Lo previsible sería que el fútbol de alto nivel tuviese una relación cada vez mayor con el aspecto físico, y que dependiese de jugadores más resistentes, más fuertes, más altos. Pero no es exactamente así. Al menos en lo que respecta a la altura, sin duda alguna. En el fútbol abundan los ejemplos de que el tamaño dista de ser un factor importante para triunfar.
Basta con ver quiénes son los tres finalistas del último FIFA Balón de Oro, así de sencillo. Y es difícil no fijarse en que ninguno de los tres mejores jugadores del planeta en 2010 pasa del 1,70 m: los barcelonistas Lionel Messi (1,69 m), Andrés Iniesta (1,70 m) y Xavi Hernández (1,70 m).
De hecho, no resulta fácil encontrar otro deporte en el que exista contacto físico y, sin embargo, los bajitos dispongan de tanto espacio. Según la biomecánica, incluso hay un aspecto ventajoso: el centro de gravedad del cuerpo de alguien pequeño está más cercano al suelo, lo que le confiere más equilibrio. Este concepto cobra todo su sentido al ver a futbolistas como Maradona (1,66 m) o Messi arrancar con el balón dominado durante metros y metros, cambiar de dirección innumerables veces, entrar en contacto con el adversario y, a pesar de todo, mantenerse de pie.

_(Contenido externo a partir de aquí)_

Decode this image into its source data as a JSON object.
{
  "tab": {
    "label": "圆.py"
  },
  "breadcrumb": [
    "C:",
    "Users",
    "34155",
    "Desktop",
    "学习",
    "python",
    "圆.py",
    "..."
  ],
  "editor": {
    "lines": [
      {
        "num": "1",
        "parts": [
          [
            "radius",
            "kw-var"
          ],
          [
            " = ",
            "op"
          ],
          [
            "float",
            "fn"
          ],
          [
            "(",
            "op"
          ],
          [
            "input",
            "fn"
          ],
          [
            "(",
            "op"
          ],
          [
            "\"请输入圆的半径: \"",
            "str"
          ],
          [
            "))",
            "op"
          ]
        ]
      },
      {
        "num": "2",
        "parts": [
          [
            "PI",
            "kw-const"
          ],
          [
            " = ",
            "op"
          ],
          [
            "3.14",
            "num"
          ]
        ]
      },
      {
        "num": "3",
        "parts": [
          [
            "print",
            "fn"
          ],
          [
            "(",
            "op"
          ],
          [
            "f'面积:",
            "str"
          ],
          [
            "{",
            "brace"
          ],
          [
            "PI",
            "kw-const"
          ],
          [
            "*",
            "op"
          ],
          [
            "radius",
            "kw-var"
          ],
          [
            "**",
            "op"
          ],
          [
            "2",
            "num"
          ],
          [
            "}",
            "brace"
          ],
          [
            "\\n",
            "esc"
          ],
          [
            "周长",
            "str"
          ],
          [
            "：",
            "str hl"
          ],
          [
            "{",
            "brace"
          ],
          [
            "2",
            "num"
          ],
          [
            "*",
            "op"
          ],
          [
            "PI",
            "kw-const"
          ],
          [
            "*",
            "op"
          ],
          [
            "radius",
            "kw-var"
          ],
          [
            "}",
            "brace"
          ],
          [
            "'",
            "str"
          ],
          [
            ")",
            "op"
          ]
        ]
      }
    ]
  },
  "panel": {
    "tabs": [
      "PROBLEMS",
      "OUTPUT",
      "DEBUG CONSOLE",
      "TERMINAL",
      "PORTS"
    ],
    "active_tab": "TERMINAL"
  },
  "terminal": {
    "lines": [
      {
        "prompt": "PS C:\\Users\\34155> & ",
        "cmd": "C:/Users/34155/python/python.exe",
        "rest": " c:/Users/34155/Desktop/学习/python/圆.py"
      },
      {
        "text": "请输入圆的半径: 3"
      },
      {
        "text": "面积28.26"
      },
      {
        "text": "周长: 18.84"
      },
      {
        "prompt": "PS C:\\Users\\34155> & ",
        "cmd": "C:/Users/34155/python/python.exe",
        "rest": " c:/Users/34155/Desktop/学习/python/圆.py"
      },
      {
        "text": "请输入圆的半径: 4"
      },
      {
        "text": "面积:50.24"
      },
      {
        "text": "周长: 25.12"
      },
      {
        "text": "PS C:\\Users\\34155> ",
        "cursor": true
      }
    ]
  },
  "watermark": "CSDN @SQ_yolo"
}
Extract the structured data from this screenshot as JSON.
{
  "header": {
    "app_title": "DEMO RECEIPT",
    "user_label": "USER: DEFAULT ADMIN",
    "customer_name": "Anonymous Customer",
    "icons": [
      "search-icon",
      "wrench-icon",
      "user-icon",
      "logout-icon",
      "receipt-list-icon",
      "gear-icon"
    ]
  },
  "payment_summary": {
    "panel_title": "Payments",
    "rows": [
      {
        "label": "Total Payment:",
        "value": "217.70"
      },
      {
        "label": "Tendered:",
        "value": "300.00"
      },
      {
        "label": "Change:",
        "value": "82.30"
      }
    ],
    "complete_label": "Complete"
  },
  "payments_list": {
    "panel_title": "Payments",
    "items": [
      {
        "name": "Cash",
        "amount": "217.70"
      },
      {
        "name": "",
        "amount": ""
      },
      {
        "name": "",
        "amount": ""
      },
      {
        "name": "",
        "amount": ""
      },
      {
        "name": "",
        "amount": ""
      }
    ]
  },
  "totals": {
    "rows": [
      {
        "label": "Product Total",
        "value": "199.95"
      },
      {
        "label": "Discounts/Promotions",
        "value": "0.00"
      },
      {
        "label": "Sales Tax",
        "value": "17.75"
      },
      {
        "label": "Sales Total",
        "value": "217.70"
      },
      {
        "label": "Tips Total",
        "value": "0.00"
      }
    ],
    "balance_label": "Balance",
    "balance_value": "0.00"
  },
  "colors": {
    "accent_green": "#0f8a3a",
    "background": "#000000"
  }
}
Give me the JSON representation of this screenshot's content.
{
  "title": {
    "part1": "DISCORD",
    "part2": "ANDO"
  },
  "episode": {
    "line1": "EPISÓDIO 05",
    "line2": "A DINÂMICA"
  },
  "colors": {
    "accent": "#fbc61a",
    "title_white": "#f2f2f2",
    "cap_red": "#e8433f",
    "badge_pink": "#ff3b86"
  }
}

En un momento en el que, teóricamente, el porte físico más debería tender a marcar diferencias, las señales son claras: el Barcelona de Messi, Xavi e Iniesta —además de David Villa (1,75 m), Pedro (1,69 m) o Bojan Krkic (1,71 m)— encandila al planeta, el sorprendente Udinese dispone de uno de los mejores ataques del Calcio con el tándem formado por Antonio Di Natale (1,70 m) y Alexis Sánchez (1,72 m), y la subcampeona del mundo, Holanda, cuenta con un cerebro como Wesley Sneijder (1,70 m). No hacen falta más pruebas: si existe un sitio en el que el tamaño no es determinante, ese es el fútbol.